Religion should call people out of their everyday lives and force them to evaluate the ethics of how they live their lives, and the ultimate question of what their lives mean, and should mean. We live in a society that increasingly tells us that if we all look after our own self-interest, it will all average out to the greatest good for the greatest number. Every religion I ever heard of says that ain’t the case. The fundamentalist movement wants to dodge the question entirely, get saved, and get raptured out of here before the shit hits the fan. But we don’t need to be rescued. We need to stay and fight.

2 comments:

Elwood Grobnik said...

Steve, it's just self-interest masked with religiosity. "They will know we are Christian by our love," and you will know they are hypocrites by their greed.

the reeser said...

Elwood, I am part of what you would consider this fundamentalist movement, so I think I can say this will fairly good confidence. You are absolutely right that many people abuse both the intent of "religion" and the blessings of God. One thing, however, that is a bit off the mark is your assesment of the purpose of the rules, as you call them. It is not following a set of rules or being a good person that gets a person into heaven. If that were the case, it would be useless, because we would all fail.
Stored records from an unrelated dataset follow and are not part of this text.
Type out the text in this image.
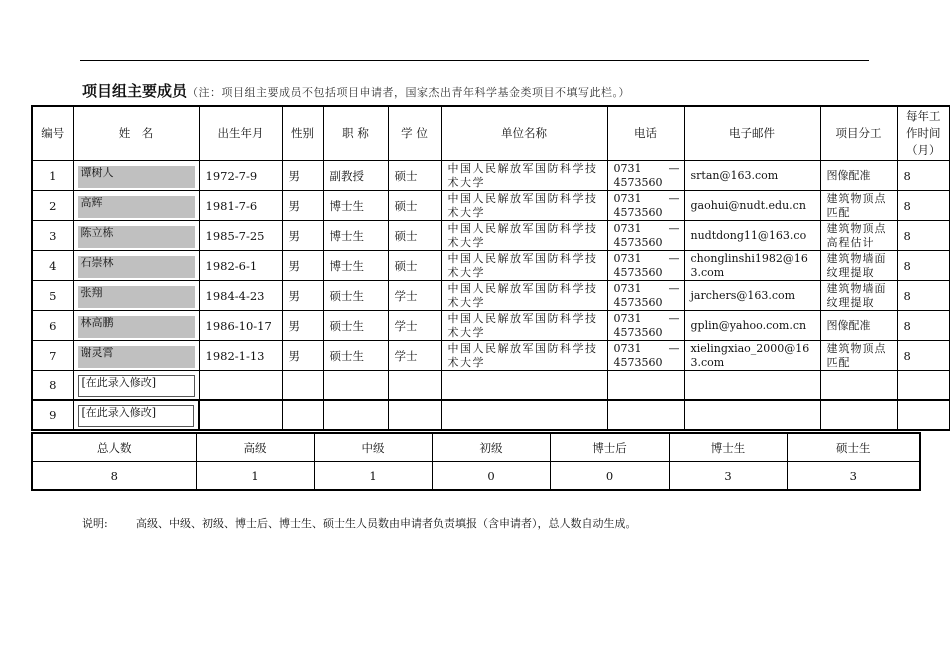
项目组主要成员（注：项目组主要成员不包括项目申请者，国家杰出青年科学基金类项目不填写此栏。）
编号	姓　名	出生年月	性别	职 称	学 位	单位名称	电话	电子邮件	项目分工	每年工作时间（月）
1	谭树人	1972-7-9	男	副教授	硕士	中国人民解放军国防科学技术大学	0731 —
4573560	srtan@163.com	图像配准	8
2	高辉	1981-7-6	男	博士生	硕士	中国人民解放军国防科学技术大学	0731 —
4573560	gaohui@nudt.edu.cn	建筑物顶点匹配	8
3	陈立栋	1985-7-25	男	博士生	硕士	中国人民解放军国防科学技术大学	0731 —
4573560	nudtdong11@163.co	建筑物顶点高程估计	8
4	石崇林	1982-6-1	男	博士生	硕士	中国人民解放军国防科学技术大学	0731 —
4573560	chonglinshi1982@163.com	建筑物墙面纹理提取	8
5	张翔	1984-4-23	男	硕士生	学士	中国人民解放军国防科学技术大学	0731 —
4573560	jarchers@163.com	建筑物墙面纹理提取	8
6	林高鹏	1986-10-17	男	硕士生	学士	中国人民解放军国防科学技术大学	0731 —
4573560	gplin@yahoo.com.cn	图像配准	8
7	谢灵霄	1982-1-13	男	硕士生	学士	中国人民解放军国防科学技术大学	0731 —
4573560	xielingxiao_2000@163.com	建筑物顶点匹配	8
8	[在此录入修改]									

9	[在此录入修改]									

总人数	高级	中级	初级	博士后	博士生	硕士生
8	1	1	0	0	3	3
说明:	高级、中级、初级、博士后、博士生、硕士生人员数由申请者负责填报（含申请者），总人数自动生成。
The Bible exists both as a record (historical) of the way that God has related to His children, and as a reference on how a person should live in order to grow closer to their maker. The whole Bible is a commentary on God trying to draw people into fellowship with Him.
Aside from that, though, you are absolutely right about many people strapping on the air of religiosity for self-gain. It's a shame and an inevitibility that we live in this fallen world.